I ran Streamline on the SimpleTriangle example from Mali OpenGL ES SDK for Android v1.6.0. Basically, each frame it renders a triangle, that covers half of the frame. It renders to the default framebuffer. What I observe is, that most of the time is spent not vertex/fragment processing. What is actually the GPU/driver doing during this time? Note that I don't mean the time between frames, but the time between vertex and fragment processing.
I have tried this example on two platforms, one with Mali-400 and the other with Mali-450. Both give the same result.

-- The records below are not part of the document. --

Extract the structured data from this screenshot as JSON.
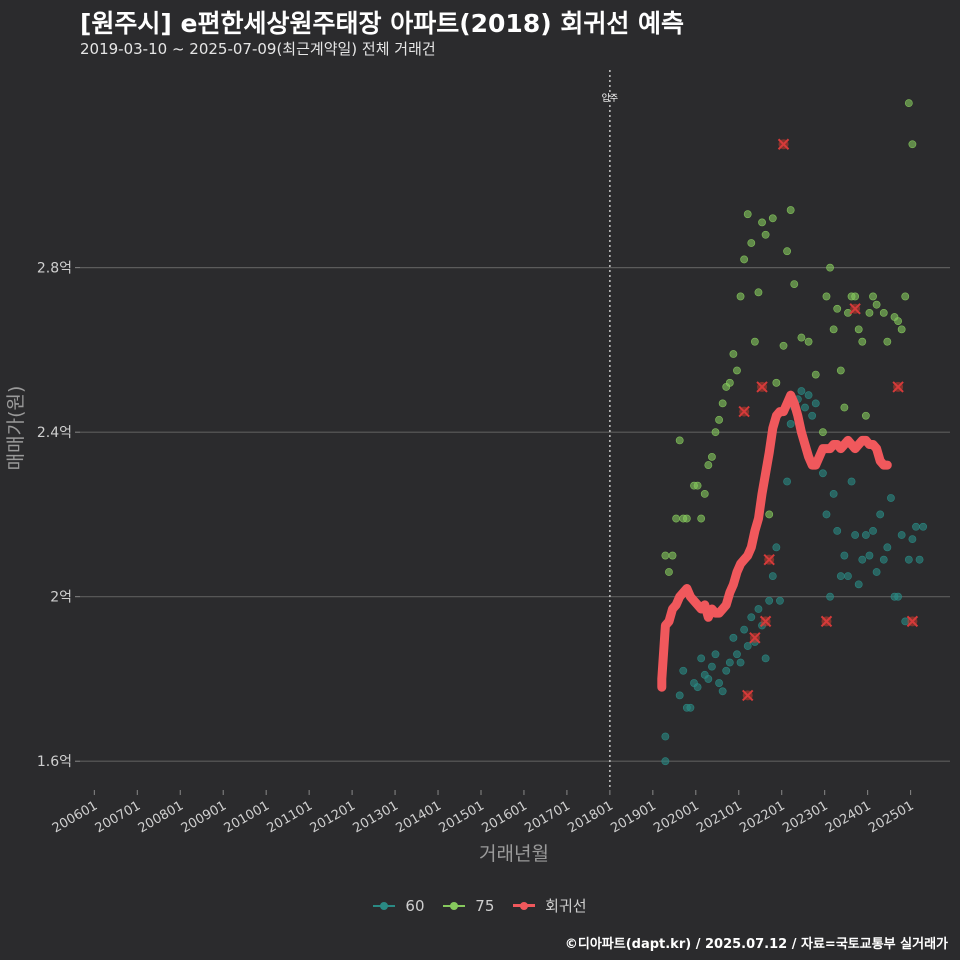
{
  "header": {
    "title": "[원주시] e편한세상원주태장 아파트(2018) 회귀선 예측",
    "subtitle": "2019-03-10 ~ 2025-07-09(최근계약일) 전체 거래건"
  },
  "credit": "©디아파트(dapt.kr) / 2025.07.12 / 자료=국토교통부 실거래가",
  "colors": {
    "background": "#2b2b2d",
    "grid": "#5c5c5c",
    "series_60": "#2a8a84",
    "series_75": "#86c95d",
    "regression": "#f0585c",
    "outlier": "#c0392b"
  },
  "legend": [
    {
      "label": "60",
      "kind": "point",
      "color": "#2a8a84"
    },
    {
      "label": "75",
      "kind": "point",
      "color": "#86c95d"
    },
    {
      "label": "회귀선",
      "kind": "line",
      "color": "#f0585c"
    }
  ],
  "chart_data": {
    "type": "scatter",
    "xlabel": "거래년월",
    "ylabel": "매매가(원)",
    "x_range": [
      "2005-09",
      "2025-12"
    ],
    "ylim": [
      1.53,
      3.3
    ],
    "y_unit": "억",
    "y_ticks": [
      {
        "value": 1.6,
        "label": "1.6억"
      },
      {
        "value": 2.0,
        "label": "2억"
      },
      {
        "value": 2.4,
        "label": "2.4억"
      },
      {
        "value": 2.8,
        "label": "2.8억"
      }
    ],
    "x_ticks": [
      "200601",
      "200701",
      "200801",
      "200901",
      "201001",
      "201101",
      "201201",
      "201301",
      "201401",
      "201501",
      "201601",
      "201701",
      "201801",
      "201901",
      "202001",
      "202101",
      "202201",
      "202301",
      "202401",
      "202501"
    ],
    "grid": true,
    "legend_position": "bottom",
    "reference_line": {
      "date": "2018-01",
      "label": "입주"
    },
    "series": [
      {
        "name": "60",
        "points": [
          [
            "2019-03",
            1.79
          ],
          [
            "2019-04",
            1.6
          ],
          [
            "2019-04",
            1.66
          ],
          [
            "2019-08",
            1.76
          ],
          [
            "2019-09",
            1.82
          ],
          [
            "2019-10",
            1.73
          ],
          [
            "2019-11",
            1.73
          ],
          [
            "2019-12",
            1.79
          ],
          [
            "2020-01",
            1.78
          ],
          [
            "2020-02",
            1.85
          ],
          [
            "2020-03",
            1.81
          ],
          [
            "2020-04",
            1.8
          ],
          [
            "2020-05",
            1.83
          ],
          [
            "2020-06",
            1.86
          ],
          [
            "2020-07",
            1.79
          ],
          [
            "2020-08",
            1.77
          ],
          [
            "2020-09",
            1.82
          ],
          [
            "2020-10",
            1.84
          ],
          [
            "2020-11",
            1.9
          ],
          [
            "2020-12",
            1.86
          ],
          [
            "2021-01",
            1.84
          ],
          [
            "2021-02",
            1.92
          ],
          [
            "2021-03",
            1.88
          ],
          [
            "2021-04",
            1.95
          ],
          [
            "2021-05",
            1.89
          ],
          [
            "2021-06",
            1.97
          ],
          [
            "2021-07",
            1.93
          ],
          [
            "2021-08",
            1.85
          ],
          [
            "2021-09",
            1.99
          ],
          [
            "2021-10",
            2.05
          ],
          [
            "2021-11",
            2.12
          ],
          [
            "2021-12",
            1.99
          ],
          [
            "2022-02",
            2.28
          ],
          [
            "2022-03",
            2.42
          ],
          [
            "2022-04",
            2.46
          ],
          [
            "2022-05",
            2.48
          ],
          [
            "2022-06",
            2.5
          ],
          [
            "2022-07",
            2.46
          ],
          [
            "2022-08",
            2.49
          ],
          [
            "2022-09",
            2.44
          ],
          [
            "2022-10",
            2.47
          ],
          [
            "2022-12",
            2.3
          ],
          [
            "2023-01",
            2.2
          ],
          [
            "2023-02",
            2.0
          ],
          [
            "2023-03",
            2.25
          ],
          [
            "2023-04",
            2.16
          ],
          [
            "2023-05",
            2.05
          ],
          [
            "2023-06",
            2.1
          ],
          [
            "2023-07",
            2.05
          ],
          [
            "2023-08",
            2.28
          ],
          [
            "2023-09",
            2.15
          ],
          [
            "2023-10",
            2.03
          ],
          [
            "2023-11",
            2.09
          ],
          [
            "2023-12",
            2.15
          ],
          [
            "2024-01",
            2.1
          ],
          [
            "2024-02",
            2.16
          ],
          [
            "2024-03",
            2.06
          ],
          [
            "2024-04",
            2.2
          ],
          [
            "2024-05",
            2.09
          ],
          [
            "2024-06",
            2.12
          ],
          [
            "2024-07",
            2.24
          ],
          [
            "2024-08",
            2.0
          ],
          [
            "2024-09",
            2.0
          ],
          [
            "2024-10",
            2.15
          ],
          [
            "2024-11",
            1.94
          ],
          [
            "2024-12",
            2.09
          ],
          [
            "2025-01",
            2.14
          ],
          [
            "2025-02",
            2.17
          ],
          [
            "2025-03",
            2.09
          ],
          [
            "2025-04",
            2.17
          ]
        ]
      },
      {
        "name": "75",
        "points": [
          [
            "2019-04",
            2.1
          ],
          [
            "2019-05",
            2.06
          ],
          [
            "2019-06",
            2.1
          ],
          [
            "2019-07",
            2.19
          ],
          [
            "2019-08",
            2.38
          ],
          [
            "2019-09",
            2.19
          ],
          [
            "2019-10",
            2.19
          ],
          [
            "2019-12",
            2.27
          ],
          [
            "2020-01",
            2.27
          ],
          [
            "2020-02",
            2.19
          ],
          [
            "2020-03",
            2.25
          ],
          [
            "2020-04",
            2.32
          ],
          [
            "2020-05",
            2.34
          ],
          [
            "2020-06",
            2.4
          ],
          [
            "2020-07",
            2.43
          ],
          [
            "2020-08",
            2.47
          ],
          [
            "2020-09",
            2.51
          ],
          [
            "2020-10",
            2.52
          ],
          [
            "2020-11",
            2.59
          ],
          [
            "2020-12",
            2.55
          ],
          [
            "2021-01",
            2.73
          ],
          [
            "2021-02",
            2.82
          ],
          [
            "2021-03",
            2.93
          ],
          [
            "2021-04",
            2.86
          ],
          [
            "2021-05",
            2.62
          ],
          [
            "2021-06",
            2.74
          ],
          [
            "2021-07",
            2.91
          ],
          [
            "2021-08",
            2.88
          ],
          [
            "2021-09",
            2.2
          ],
          [
            "2021-10",
            2.92
          ],
          [
            "2021-11",
            2.52
          ],
          [
            "2022-01",
            2.61
          ],
          [
            "2022-02",
            2.84
          ],
          [
            "2022-03",
            2.94
          ],
          [
            "2022-04",
            2.76
          ],
          [
            "2022-06",
            2.63
          ],
          [
            "2022-08",
            2.62
          ],
          [
            "2022-10",
            2.54
          ],
          [
            "2022-12",
            2.4
          ],
          [
            "2023-01",
            2.73
          ],
          [
            "2023-02",
            2.8
          ],
          [
            "2023-03",
            2.65
          ],
          [
            "2023-04",
            2.7
          ],
          [
            "2023-05",
            2.55
          ],
          [
            "2023-06",
            2.46
          ],
          [
            "2023-07",
            2.69
          ],
          [
            "2023-08",
            2.73
          ],
          [
            "2023-09",
            2.73
          ],
          [
            "2023-10",
            2.65
          ],
          [
            "2023-11",
            2.62
          ],
          [
            "2023-12",
            2.44
          ],
          [
            "2024-01",
            2.69
          ],
          [
            "2024-02",
            2.73
          ],
          [
            "2024-03",
            2.71
          ],
          [
            "2024-05",
            2.69
          ],
          [
            "2024-06",
            2.62
          ],
          [
            "2024-08",
            2.68
          ],
          [
            "2024-09",
            2.67
          ],
          [
            "2024-10",
            2.65
          ],
          [
            "2024-11",
            2.73
          ],
          [
            "2024-12",
            3.2
          ],
          [
            "2025-01",
            3.1
          ]
        ]
      },
      {
        "name": "회귀선",
        "points": [
          [
            "2019-03",
            1.78
          ],
          [
            "2019-03",
            1.8
          ],
          [
            "2019-04",
            1.93
          ],
          [
            "2019-05",
            1.94
          ],
          [
            "2019-06",
            1.97
          ],
          [
            "2019-07",
            1.98
          ],
          [
            "2019-08",
            2.0
          ],
          [
            "2019-09",
            2.01
          ],
          [
            "2019-10",
            2.02
          ],
          [
            "2019-11",
            2.0
          ],
          [
            "2019-12",
            1.99
          ],
          [
            "2020-01",
            1.98
          ],
          [
            "2020-02",
            1.97
          ],
          [
            "2020-03",
            1.98
          ],
          [
            "2020-04",
            1.95
          ],
          [
            "2020-05",
            1.97
          ],
          [
            "2020-06",
            1.96
          ],
          [
            "2020-07",
            1.96
          ],
          [
            "2020-08",
            1.97
          ],
          [
            "2020-09",
            1.98
          ],
          [
            "2020-10",
            2.01
          ],
          [
            "2020-11",
            2.03
          ],
          [
            "2020-12",
            2.06
          ],
          [
            "2021-01",
            2.08
          ],
          [
            "2021-02",
            2.09
          ],
          [
            "2021-03",
            2.1
          ],
          [
            "2021-04",
            2.12
          ],
          [
            "2021-05",
            2.16
          ],
          [
            "2021-06",
            2.19
          ],
          [
            "2021-07",
            2.25
          ],
          [
            "2021-08",
            2.3
          ],
          [
            "2021-09",
            2.35
          ],
          [
            "2021-10",
            2.41
          ],
          [
            "2021-11",
            2.44
          ],
          [
            "2021-12",
            2.45
          ],
          [
            "2022-01",
            2.45
          ],
          [
            "2022-02",
            2.47
          ],
          [
            "2022-03",
            2.49
          ],
          [
            "2022-04",
            2.47
          ],
          [
            "2022-05",
            2.44
          ],
          [
            "2022-06",
            2.4
          ],
          [
            "2022-07",
            2.37
          ],
          [
            "2022-08",
            2.34
          ],
          [
            "2022-09",
            2.32
          ],
          [
            "2022-10",
            2.32
          ],
          [
            "2022-11",
            2.34
          ],
          [
            "2022-12",
            2.36
          ],
          [
            "2023-01",
            2.36
          ],
          [
            "2023-02",
            2.36
          ],
          [
            "2023-03",
            2.37
          ],
          [
            "2023-04",
            2.37
          ],
          [
            "2023-05",
            2.36
          ],
          [
            "2023-06",
            2.37
          ],
          [
            "2023-07",
            2.38
          ],
          [
            "2023-08",
            2.37
          ],
          [
            "2023-09",
            2.36
          ],
          [
            "2023-10",
            2.37
          ],
          [
            "2023-11",
            2.38
          ],
          [
            "2023-12",
            2.38
          ],
          [
            "2024-01",
            2.37
          ],
          [
            "2024-02",
            2.37
          ],
          [
            "2024-03",
            2.36
          ],
          [
            "2024-04",
            2.33
          ],
          [
            "2024-05",
            2.32
          ],
          [
            "2024-06",
            2.32
          ]
        ]
      }
    ],
    "outliers": [
      [
        "2021-02",
        2.45
      ],
      [
        "2021-03",
        1.76
      ],
      [
        "2021-05",
        1.9
      ],
      [
        "2021-07",
        2.51
      ],
      [
        "2021-08",
        1.94
      ],
      [
        "2021-09",
        2.09
      ],
      [
        "2022-01",
        3.1
      ],
      [
        "2023-01",
        1.94
      ],
      [
        "2023-09",
        2.7
      ],
      [
        "2024-09",
        2.51
      ],
      [
        "2025-01",
        1.94
      ]
    ]
  }
}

Below is an illustration of the behavior when rendering a single frame. As you can see, the middle part is a significant portion of the processing of the frame.
Below is a trace of the OpenGL API calls for a single frame.
glClearColor(red=0.0, green=0.0, blue=0.0, alpha=1.0)
glClear(mask=GL_DEPTH_BUFFER_BIT|GL_COLOR_BUFFER_BIT)
glUseProgram(program=3)
glVertexAttribPointer(index=0, size=2, type=GL_FLOAT, normalized=GL_FALSE, stride=0, pointer=0x776e3af0)
glEnableVertexAttribArray(index=0)
glDrawArrays(mode=GL_TRIANGLES, first=0, count=3)
eglSwapBuffers(dpy=0x1, surface=0x77474988)
I have the export command grayed out. Probably, because it is a community edition. I am sending you the apc directory.